The Science Behind Marijuana
What is the science and pharmacology behind medical marijuana, and can it be used to treat Parkinson’s manifestation?
The endocannabinoid system is located in the brain and made up of cannabinoid receptors (a receptor is molecular switch on the outside of a cell that makes something happen inside a cell when activated) that are linked to neurons (brain cells) that regulate thinking and some body functions.
Researchers began to show enthusiasm to study cannabis in relation to PD after people with PD gave anecdotal reports and posted on social media as to how cannabis allegedly reduced their tremors. Few researchers assume that cannabis might be neuroprotective— saving neurons from damage caused by PD.

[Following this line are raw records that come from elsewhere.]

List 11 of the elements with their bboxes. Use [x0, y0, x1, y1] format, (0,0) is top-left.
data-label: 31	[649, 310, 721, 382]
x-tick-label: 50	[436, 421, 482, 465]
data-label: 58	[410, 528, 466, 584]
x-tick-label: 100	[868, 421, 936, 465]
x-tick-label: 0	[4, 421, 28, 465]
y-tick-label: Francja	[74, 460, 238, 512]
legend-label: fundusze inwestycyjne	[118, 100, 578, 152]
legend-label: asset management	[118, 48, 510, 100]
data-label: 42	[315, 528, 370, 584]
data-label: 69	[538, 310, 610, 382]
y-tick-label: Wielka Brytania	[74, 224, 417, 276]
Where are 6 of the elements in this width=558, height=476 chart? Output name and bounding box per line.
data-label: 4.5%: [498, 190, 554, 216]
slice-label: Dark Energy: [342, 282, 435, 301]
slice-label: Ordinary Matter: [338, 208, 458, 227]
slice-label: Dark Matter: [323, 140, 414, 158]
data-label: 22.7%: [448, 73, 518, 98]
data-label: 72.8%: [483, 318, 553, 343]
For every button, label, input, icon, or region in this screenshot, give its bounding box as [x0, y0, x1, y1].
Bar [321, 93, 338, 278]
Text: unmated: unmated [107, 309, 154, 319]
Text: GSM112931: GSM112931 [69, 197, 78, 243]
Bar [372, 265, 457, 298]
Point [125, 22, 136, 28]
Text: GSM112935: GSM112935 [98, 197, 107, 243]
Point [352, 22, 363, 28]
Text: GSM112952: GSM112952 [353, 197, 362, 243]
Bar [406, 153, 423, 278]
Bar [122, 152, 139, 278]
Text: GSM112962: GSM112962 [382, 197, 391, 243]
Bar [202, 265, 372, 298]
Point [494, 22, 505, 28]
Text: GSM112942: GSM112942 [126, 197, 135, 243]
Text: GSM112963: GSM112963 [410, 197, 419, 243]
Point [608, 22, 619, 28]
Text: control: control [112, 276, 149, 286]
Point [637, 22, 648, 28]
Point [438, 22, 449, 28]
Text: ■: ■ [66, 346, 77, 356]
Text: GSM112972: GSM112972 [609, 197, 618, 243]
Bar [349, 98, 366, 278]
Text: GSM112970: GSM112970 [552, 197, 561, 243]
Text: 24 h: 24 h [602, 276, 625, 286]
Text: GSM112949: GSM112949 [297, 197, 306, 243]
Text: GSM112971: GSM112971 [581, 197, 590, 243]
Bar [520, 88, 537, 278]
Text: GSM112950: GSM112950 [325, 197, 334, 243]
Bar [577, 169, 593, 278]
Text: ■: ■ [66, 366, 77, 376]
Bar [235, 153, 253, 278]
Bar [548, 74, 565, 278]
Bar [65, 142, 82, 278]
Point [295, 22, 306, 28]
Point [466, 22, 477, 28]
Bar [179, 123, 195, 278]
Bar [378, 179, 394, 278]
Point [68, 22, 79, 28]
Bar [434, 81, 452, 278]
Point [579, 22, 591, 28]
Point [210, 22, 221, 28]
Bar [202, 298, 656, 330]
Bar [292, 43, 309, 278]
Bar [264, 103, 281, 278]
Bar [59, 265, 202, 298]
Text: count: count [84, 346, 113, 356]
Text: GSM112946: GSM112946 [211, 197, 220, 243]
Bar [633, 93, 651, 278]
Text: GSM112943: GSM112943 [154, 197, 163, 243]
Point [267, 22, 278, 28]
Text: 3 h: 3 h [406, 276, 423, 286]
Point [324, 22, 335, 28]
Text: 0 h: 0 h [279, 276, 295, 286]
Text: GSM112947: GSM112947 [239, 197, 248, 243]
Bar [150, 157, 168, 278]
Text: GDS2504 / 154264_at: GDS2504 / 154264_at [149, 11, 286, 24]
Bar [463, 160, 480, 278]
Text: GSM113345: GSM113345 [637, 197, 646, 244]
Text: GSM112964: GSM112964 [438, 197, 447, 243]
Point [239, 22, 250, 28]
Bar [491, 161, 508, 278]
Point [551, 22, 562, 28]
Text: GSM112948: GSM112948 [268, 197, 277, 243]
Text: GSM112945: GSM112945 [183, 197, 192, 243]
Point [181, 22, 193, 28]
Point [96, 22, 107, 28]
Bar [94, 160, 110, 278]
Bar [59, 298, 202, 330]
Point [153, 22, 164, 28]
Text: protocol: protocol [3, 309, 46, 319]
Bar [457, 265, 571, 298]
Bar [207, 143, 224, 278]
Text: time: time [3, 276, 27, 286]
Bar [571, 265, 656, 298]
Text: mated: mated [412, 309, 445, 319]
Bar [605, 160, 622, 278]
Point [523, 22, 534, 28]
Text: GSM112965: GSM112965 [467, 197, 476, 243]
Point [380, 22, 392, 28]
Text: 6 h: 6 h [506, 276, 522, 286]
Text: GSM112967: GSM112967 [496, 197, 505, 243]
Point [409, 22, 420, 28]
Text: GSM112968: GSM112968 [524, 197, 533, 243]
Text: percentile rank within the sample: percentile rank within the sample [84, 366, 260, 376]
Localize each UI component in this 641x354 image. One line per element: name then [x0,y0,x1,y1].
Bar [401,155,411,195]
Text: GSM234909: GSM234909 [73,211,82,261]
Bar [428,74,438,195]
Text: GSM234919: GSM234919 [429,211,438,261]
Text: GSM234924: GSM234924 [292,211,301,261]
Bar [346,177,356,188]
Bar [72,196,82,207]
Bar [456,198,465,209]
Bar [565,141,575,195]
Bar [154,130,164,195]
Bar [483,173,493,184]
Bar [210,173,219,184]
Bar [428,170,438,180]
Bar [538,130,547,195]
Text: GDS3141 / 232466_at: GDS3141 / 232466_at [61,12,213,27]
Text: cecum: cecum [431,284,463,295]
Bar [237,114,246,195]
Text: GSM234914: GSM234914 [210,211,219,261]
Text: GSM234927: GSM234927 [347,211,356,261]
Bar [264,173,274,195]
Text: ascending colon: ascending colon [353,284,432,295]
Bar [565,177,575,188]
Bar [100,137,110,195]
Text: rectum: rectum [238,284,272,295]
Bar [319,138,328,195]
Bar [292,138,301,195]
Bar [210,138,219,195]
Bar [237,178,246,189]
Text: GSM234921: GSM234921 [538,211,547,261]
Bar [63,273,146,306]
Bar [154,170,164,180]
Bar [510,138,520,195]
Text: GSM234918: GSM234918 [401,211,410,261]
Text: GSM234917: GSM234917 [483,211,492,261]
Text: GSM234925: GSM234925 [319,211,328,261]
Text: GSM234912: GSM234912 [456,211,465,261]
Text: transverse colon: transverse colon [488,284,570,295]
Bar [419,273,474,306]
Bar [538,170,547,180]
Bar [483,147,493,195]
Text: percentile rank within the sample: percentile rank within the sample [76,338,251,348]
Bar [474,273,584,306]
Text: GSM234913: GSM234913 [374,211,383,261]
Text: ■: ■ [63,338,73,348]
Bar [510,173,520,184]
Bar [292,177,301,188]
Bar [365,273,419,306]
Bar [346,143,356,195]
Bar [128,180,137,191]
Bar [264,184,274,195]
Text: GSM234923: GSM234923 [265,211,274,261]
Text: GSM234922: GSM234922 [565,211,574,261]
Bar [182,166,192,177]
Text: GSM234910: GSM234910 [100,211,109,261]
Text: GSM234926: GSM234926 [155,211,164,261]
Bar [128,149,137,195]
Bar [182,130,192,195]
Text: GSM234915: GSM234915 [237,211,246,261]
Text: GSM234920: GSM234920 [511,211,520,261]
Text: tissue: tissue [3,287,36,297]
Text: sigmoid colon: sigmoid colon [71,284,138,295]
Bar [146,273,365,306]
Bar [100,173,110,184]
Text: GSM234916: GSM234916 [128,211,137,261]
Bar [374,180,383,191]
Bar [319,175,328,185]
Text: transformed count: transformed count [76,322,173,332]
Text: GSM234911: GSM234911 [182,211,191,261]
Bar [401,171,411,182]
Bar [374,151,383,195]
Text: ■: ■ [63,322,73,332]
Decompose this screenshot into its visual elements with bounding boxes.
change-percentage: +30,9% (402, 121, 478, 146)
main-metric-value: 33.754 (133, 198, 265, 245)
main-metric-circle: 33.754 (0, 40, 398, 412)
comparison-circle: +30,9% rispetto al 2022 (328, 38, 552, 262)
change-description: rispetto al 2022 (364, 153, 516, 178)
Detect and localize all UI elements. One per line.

Cannabinoids (the drug molecules in marijuana) have also been studied for use in treating other symptoms, like bradykinesia (slowness caused by PD) and dyskinesia (excess movement caused by levodopa). Despite some promising preclinical findings, researchers have not found any essential or conclusive benefits of cannabis for people with PD.
Researchers points caution for people with PD who use cannabis because of its effect on thinking. PD can diminish the executive function — the ability to make plans and limit risky behavior. Person with a medical condition that impairs executive function should be cautious about adopting any medication that can compound this effect.

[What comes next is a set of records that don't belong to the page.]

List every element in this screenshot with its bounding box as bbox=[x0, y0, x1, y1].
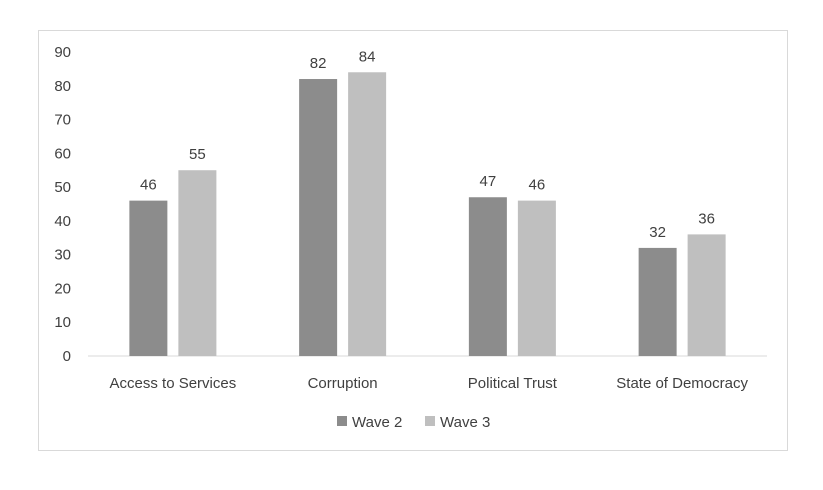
legend-label: Wave 2 bbox=[352, 414, 402, 431]
y-tick-label: 90 bbox=[54, 44, 71, 61]
x-tick-label: State of Democracy bbox=[616, 375, 748, 392]
bar-wave-2 bbox=[299, 79, 338, 357]
y-tick-label: 30 bbox=[54, 247, 71, 264]
bar-wave-2 bbox=[638, 247, 677, 356]
y-tick-label: 40 bbox=[54, 213, 71, 230]
y-axis: 0 10 20 30 40 50 60 70 80 90 bbox=[54, 44, 71, 365]
data-label: 55 bbox=[189, 146, 206, 163]
data-label: 46 bbox=[529, 177, 546, 194]
data-labels: 46 55 82 84 47 46 32 36 bbox=[140, 48, 715, 241]
legend-swatch bbox=[425, 416, 435, 426]
x-tick-label: Political Trust bbox=[468, 375, 558, 392]
bar-wave-2 bbox=[468, 197, 507, 356]
y-tick-label: 70 bbox=[54, 112, 71, 129]
bar-wave-2 bbox=[129, 200, 168, 356]
x-tick-label: Corruption bbox=[308, 375, 378, 392]
x-axis: Access to Services Corruption Political Tr… bbox=[110, 375, 749, 392]
legend: Wave 2 Wave 3 bbox=[337, 414, 490, 431]
y-tick-label: 60 bbox=[54, 145, 71, 162]
y-tick-label: 80 bbox=[54, 78, 71, 95]
bar-wave-3 bbox=[687, 234, 726, 356]
legend-swatch bbox=[337, 416, 347, 426]
data-label: 84 bbox=[359, 48, 376, 65]
x-tick-label: Access to Services bbox=[110, 375, 237, 392]
legend-label: Wave 3 bbox=[440, 414, 490, 431]
bar-wave-3 bbox=[348, 72, 387, 357]
y-tick-label: 50 bbox=[54, 179, 71, 196]
y-tick-label: 0 bbox=[63, 348, 71, 365]
data-label: 82 bbox=[310, 55, 327, 72]
bar-wave-3 bbox=[178, 170, 217, 356]
y-tick-label: 20 bbox=[54, 280, 71, 297]
y-tick-label: 10 bbox=[54, 314, 71, 331]
data-label: 47 bbox=[480, 173, 497, 190]
bar-wave-3 bbox=[517, 200, 556, 356]
bars bbox=[129, 72, 726, 357]
data-label: 32 bbox=[649, 224, 666, 241]
data-label: 46 bbox=[140, 177, 157, 194]
data-label: 36 bbox=[698, 210, 715, 227]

MOTOR SYMPTOMS OF PARKINSON’S INCLUDE THE FOLLOWING:
- Tremor (shaking)
- Slowed movement
- Muscle rigidity
- Loss of automatic movements
- Speech changes
- Impaired balance and posture.
NON-MOTOR OF PD ARE VARIOUS AND MAY INCLUDE THE FOLLOWING:
- Cognitive impairment
- Low blood pressure
- Restless leg syndrome
- Sleep disturbances.
Parkinson’s is a highly personalised disease. The associated symptoms, life impact, and progression often differ from person to person.
Optimum dosing that achieves efficacy while minimizing adverse effects remains to be established. Current information might not be generalizable to the individual need of each patient. Single case reports support cannabis as a therapeutic agent.Topical and oral cannabinoids are optimally provided in solvents due to their lipophilic nature. Starting at low dosages in cannabis-naïve individuals and utilizing slow increases in dosage help minimize adverse consequences. Clinical efficacy in patients with PD is directed toward bradykinesia, stiffness, rigidity, and tremors, which is mediated by nigrostriatal neurons.
Risks and Benefits for People with PD
There are danger and gain associated with the use of cannabis for people with PD. Gain includes a possible improvement in anxiety, pain management, sleep dysfunction, weight loss and nausea. Potential adverse effects include: impaired cognition (impairment in executive function), dizziness, blurred vision, mood and behavioural changes, loss of balance and hallucinations. Chronic practice of marijuana can increase risk of emotion disorders and lung cancer.
Marijuana has been shown to attenuate motor and non motor signs and symptoms of PD. However, there are limitations to the available research, including small sample sizes and lack of standardised clinical outcome measures. Neurologic manifestations of PD might be alleviated with cannabis products, but such assertions are yet be established in reference to patient-specific factors, such as disease stage, target symptoms, and earlier levodopa exposure, and dosages of cannabis product have yet to be established. Further research will reveal the efficacy and safety of medical marijuana for patients with motor manifestations of Parkinsonism. Till then, pharmacotherapy with cannabis should be considered and applied with caution.